Multiple Sklerose wird voraussichtlich mit einer CAGR von 8,80 % von 2026 bis 2031 wachsen, der schnellsten Rate unter den Krankheitsindikationen. Die Europäische Kommission genehmigte Sanofis Cenrifki im Juni 2026 für sekundär progrediente Multiple Sklerose ohne Schübe und fügte damit eine neue Option für schwelende Neuroinflammation hinzu. Diese Entwicklung könnte die Verschreibung hin zu ZNS-penetrierenden BTK-Inhibitoren und weg von älteren Erstlinientherapien für relevante Patienten verlagern. Die US-Einführung von Tyruko, dem ersten Natalizumab-Biosimilar, im November 2025 erhöhte den Wettbewerbsdruck bei Multipler Sklerose, während die FDA-Zulassung des Benlysta-Autoinjektors für pädiatrische Lupusnephritis-Patienten ab 5 Jahren im Juni 2025 den Zugang in einer unterversorgten Indikation erweiterte.
Nach Verabreichungsweg: Orale Produkte führen, während intravenöse Verabreichung komplexe Erkrankungen versorgt
Orale Produkte hielten im Jahr 2025 einen Anteil von 61,45 % an der Marktgröße für Autoimmunmedikamente, gestützt durch hohe Verschreibungsvolumina für NSAIDs, konventionelle DMARDs, JAK-Inhibitoren und S1P-Rezeptormodulatoren. Methotrexat, Hydroxychloroquin und Leflunomid bleiben weit verbreitete orale Behandlungen bei mehreren Autoimmunerkrankungen. Die orale Verabreichung ist wichtig bei der Erhaltungstherapie, bei der Patienten vertraute und bequeme Therapieschemata benötigen. AbbVie meldete für Rinvoq im Jahr 2025 einen Umsatz von 8,304 Milliarden USD, während die Einführung von generischem Tofacitinib im Juni 2026 Preiswettbewerb in der oralen gezielten Kategorie hinzufügte.
Die intravenöse Verabreichung wird voraussichtlich mit einer CAGR von 7,45 % von 2026 bis 2031 wachsen. Sie bleibt wichtig bei schwerer Lupusnephritis, Neuromyelitis optica, Multipler Sklerose und komplexer Rheumatoider Arthritis, wo die klinische Überwachung die Therapietreue und das Monitoring unterstützt. Ambulante Infusionszentren und Heiminfusionsprogramme erweitern die Einrichtungen für die intravenöse biologische Verabreichung. FDA-Leitlinien zur Heiminfusionssicherheit und die Erstattungspolitik der CMS bleiben wichtige Faktoren, die die Adoption prägen, da der Markt für Autoimmunmedikamente von einem wohnortnahen Zugang ohne Beeinträchtigung der Überwachung profitiert.

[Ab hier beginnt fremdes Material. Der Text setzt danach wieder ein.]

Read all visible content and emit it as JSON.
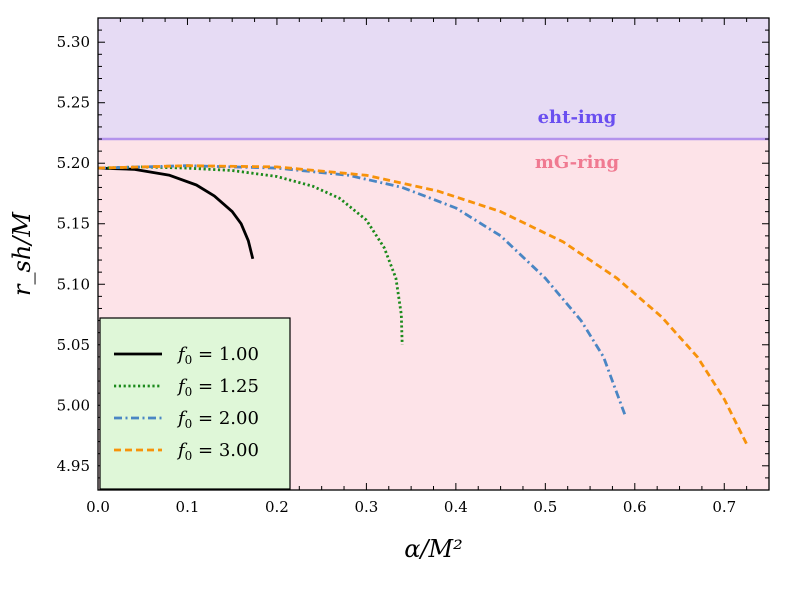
{
  "chart_data": {
    "type": "line",
    "xlabel": "α/M²",
    "ylabel": "r_sh/M",
    "xlim": [
      0.0,
      0.75
    ],
    "ylim": [
      4.93,
      5.32
    ],
    "x_ticks": [
      "0.0",
      "0.1",
      "0.2",
      "0.3",
      "0.4",
      "0.5",
      "0.6",
      "0.7"
    ],
    "y_ticks": [
      "4.95",
      "5.00",
      "5.05",
      "5.10",
      "5.15",
      "5.20",
      "5.25",
      "5.30"
    ],
    "grid": false,
    "legend_position": "bottom-left",
    "bands": [
      {
        "name": "eht-img",
        "ymin": 5.22,
        "ymax": 5.32,
        "fill": "#e6dbf4",
        "line_color": "#b393ec",
        "text_color": "#6a4ff0"
      },
      {
        "name": "mG-ring",
        "ymin": 4.93,
        "ymax": 5.22,
        "fill": "#fde3e8",
        "text_color": "#f07a91"
      }
    ],
    "series": [
      {
        "name": "f_0 = 1.00",
        "sub": "0",
        "value_text": " = 1.00",
        "color": "#000000",
        "dash": "solid",
        "x": [
          0.0,
          0.04,
          0.08,
          0.11,
          0.13,
          0.15,
          0.16,
          0.168,
          0.173
        ],
        "y": [
          5.196,
          5.195,
          5.19,
          5.182,
          5.173,
          5.16,
          5.15,
          5.136,
          5.121
        ]
      },
      {
        "name": "f_0 = 1.25",
        "sub": "0",
        "value_text": " = 1.25",
        "color": "#1b8a1b",
        "dash": "dotted",
        "x": [
          0.0,
          0.05,
          0.1,
          0.15,
          0.2,
          0.24,
          0.27,
          0.3,
          0.32,
          0.333,
          0.339,
          0.34
        ],
        "y": [
          5.196,
          5.197,
          5.196,
          5.194,
          5.189,
          5.181,
          5.171,
          5.153,
          5.13,
          5.105,
          5.075,
          5.05
        ]
      },
      {
        "name": "f_0 = 2.00",
        "sub": "0",
        "value_text": " = 2.00",
        "color": "#4a86c4",
        "dash": "dashdot",
        "x": [
          0.0,
          0.1,
          0.2,
          0.28,
          0.34,
          0.4,
          0.45,
          0.5,
          0.54,
          0.565,
          0.58,
          0.59
        ],
        "y": [
          5.196,
          5.198,
          5.196,
          5.19,
          5.18,
          5.163,
          5.14,
          5.105,
          5.07,
          5.04,
          5.01,
          4.99
        ]
      },
      {
        "name": "f_0 = 3.00",
        "sub": "0",
        "value_text": " = 3.00",
        "color": "#f7920a",
        "dash": "dashed",
        "x": [
          0.0,
          0.1,
          0.2,
          0.3,
          0.38,
          0.45,
          0.52,
          0.58,
          0.63,
          0.67,
          0.7,
          0.725
        ],
        "y": [
          5.196,
          5.198,
          5.197,
          5.19,
          5.177,
          5.16,
          5.135,
          5.105,
          5.073,
          5.04,
          5.005,
          4.968
        ]
      }
    ]
  }
}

Notiz: Segmentanteile aller einzelnen Segmente sind nach dem Berichtskauf verfügbar
Nach Formulierung: Tabletten und Kapseln führen, während vorgefüllte Spritzen expandieren
Tabletten und Kapseln hielten im Jahr 2025 einen Anteil von 45,78 % am Markt für Autoimmunmedikamente, da oral verabreichte NSAIDs, konventionelle DMARDs und niedermolekulare Therapien weiterhin häufig verschrieben werden. Diese Formulierungen unterstützen die Vertrautheit der Patienten und die langfristige Erhaltungstherapie. Fläschchen und Ampullen bleiben in Krankenhausapotheken wichtig, insbesondere für die Zubereitung und individuelle Dosierung. Orale Lösungen, Suspensionen und Autoinjektor-Pens decken pädiatrische, ältere Patienten-, lokalisierte und Selbstverabreichungsbedürfnisse ab.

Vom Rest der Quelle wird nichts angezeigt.